As Haiti experienced the economic stranglehold that would mark its history as a Republic, Cuba saw its quest for independence evaporate as its prosperity increased. Leaving space for Haitians to speak up and participate, a good many works developed in the 6 th Ghetto Biennale take the shape of research platforms, encounters, workshops, studios, radio broadcasts and interventions in public space. They immerse themselves in the opacity of the present in order to understand what constitutes Haiti as a nation, even today. Born out of revolution, its history is connected to coercive measures that sustained the extension of this foundational event. By returning to the sources of this paralyzing heritage, the Ghetto Biennale invites us to collective disentangle the complex web of relationships tied over time between determinism and self-determination. This is one way to read the project “The Living Dead Ensemble”. Initiated by Louis Henderson (Great Britain/Germany), Jephthé Carmil (France/Haiti), Olivier Marboeuf (France), the project follows a group of young actors in Port-au-Prince in progress as they re-read the PetroCaribe crisis via a famous theatrical adaptation of the Haitian revolution. Much like this device, the Ghetto Biennale calls for performing the narrative tension between present and past, to appropriate the pre-distributed characters and invert viewpoints in order to change the dramatic motives behind a predicted narrative.
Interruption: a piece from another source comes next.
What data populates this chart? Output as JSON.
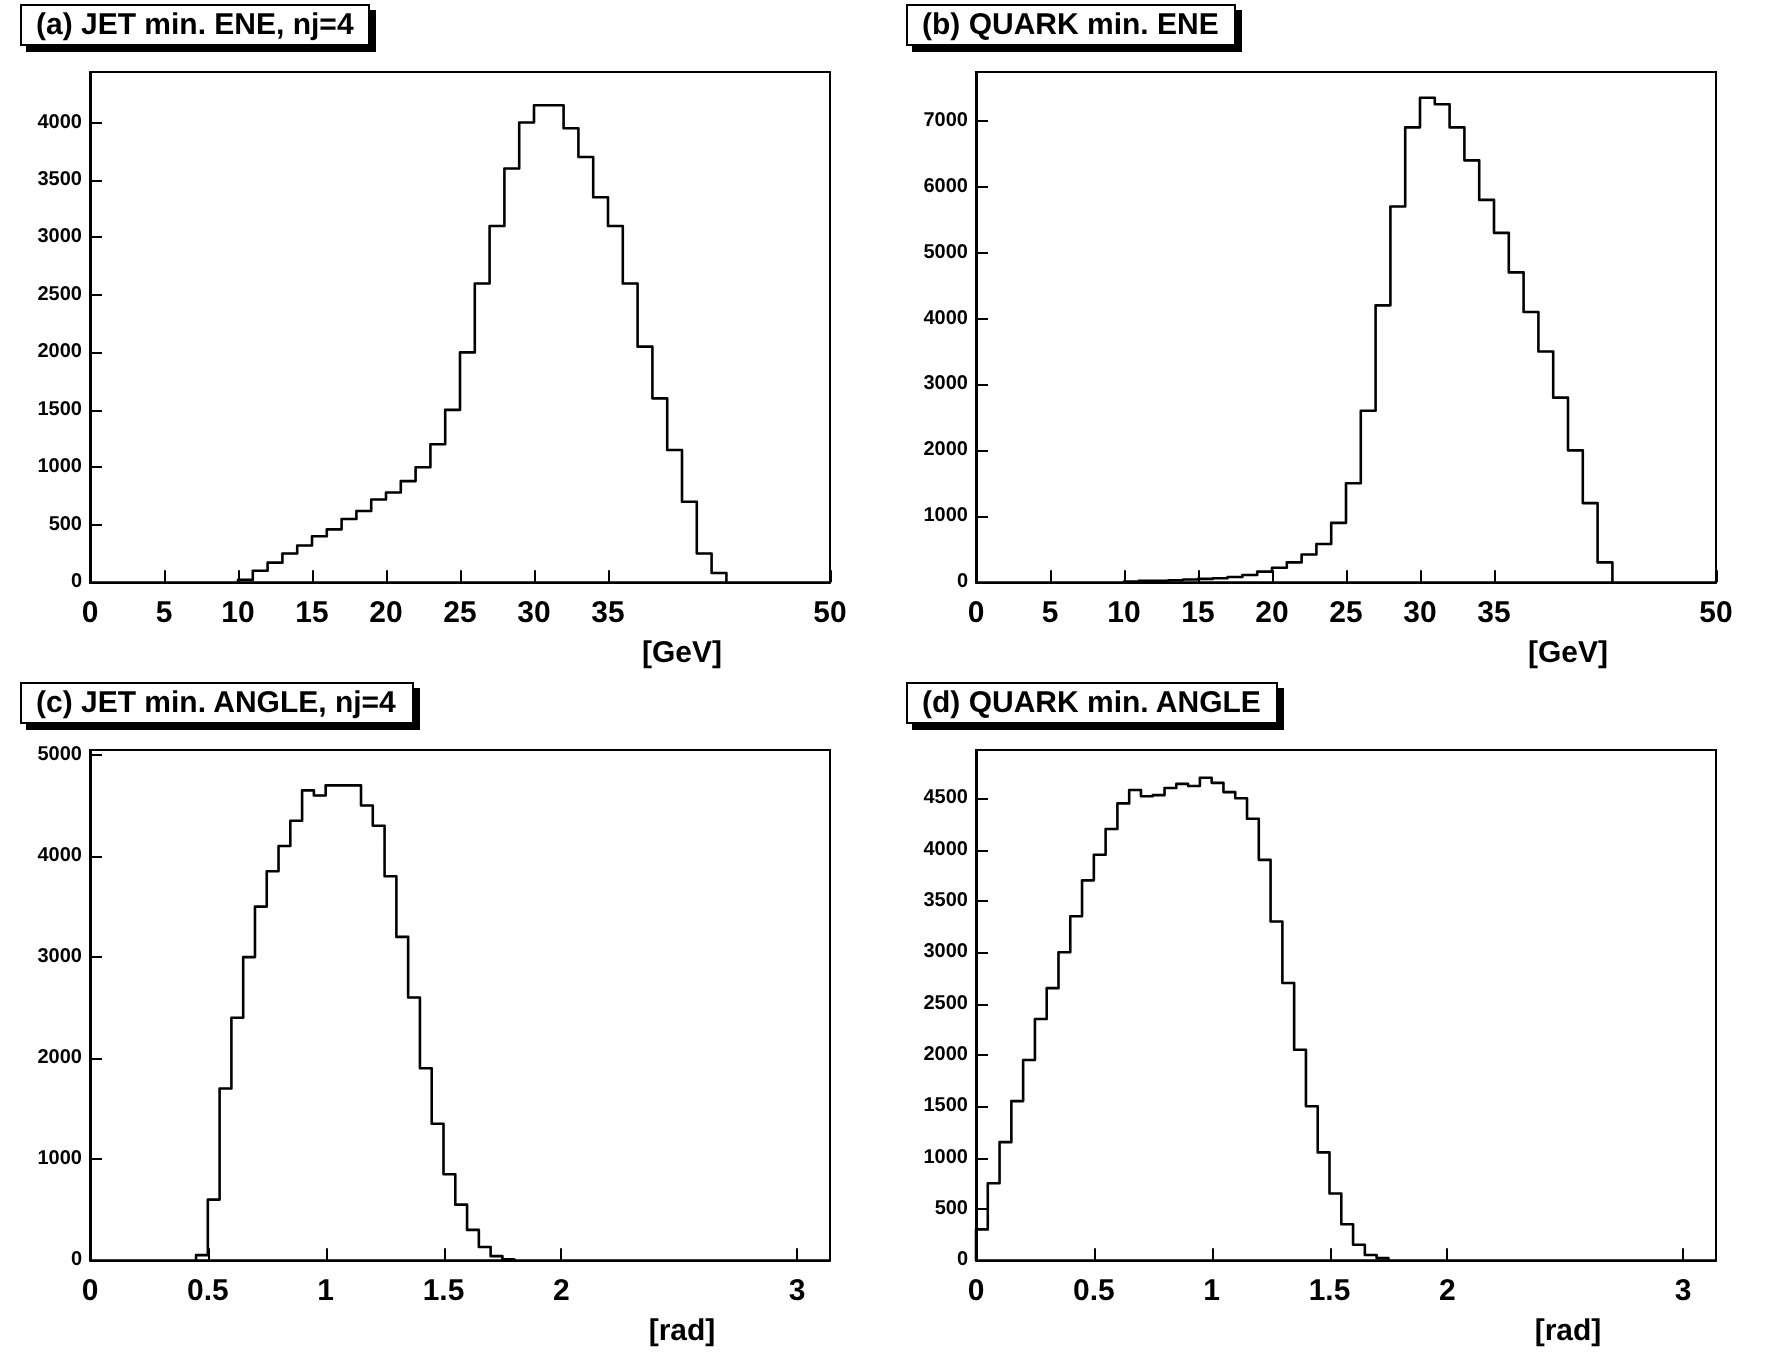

The weeks to come will tell whether the Haitian population will seize upon this event to offer its revolt alternative territories for rebound. Following what is experienced there creates an opportunity to better understand how the real paralysis comes from the international chokehold squeezing Haiti into the role of the damned, there for our viewing pleasure.
The Ghetto Biennale was held from November 29 to December 20, 2019, in Port-au-Prince.
Translation by Maya Dalinsky
Cover: ALL-STAR COMMUNITY RADIO AND SOUND SYSTEM by DJ Afifa aka Afifa Nzinga Badiliko (JM) & Reuben Telushkin (US) at ‘The Haitian Revolution & Beyond’, at the 6th Ghetto Biennale 2019, Port-au-Prince, Haiti.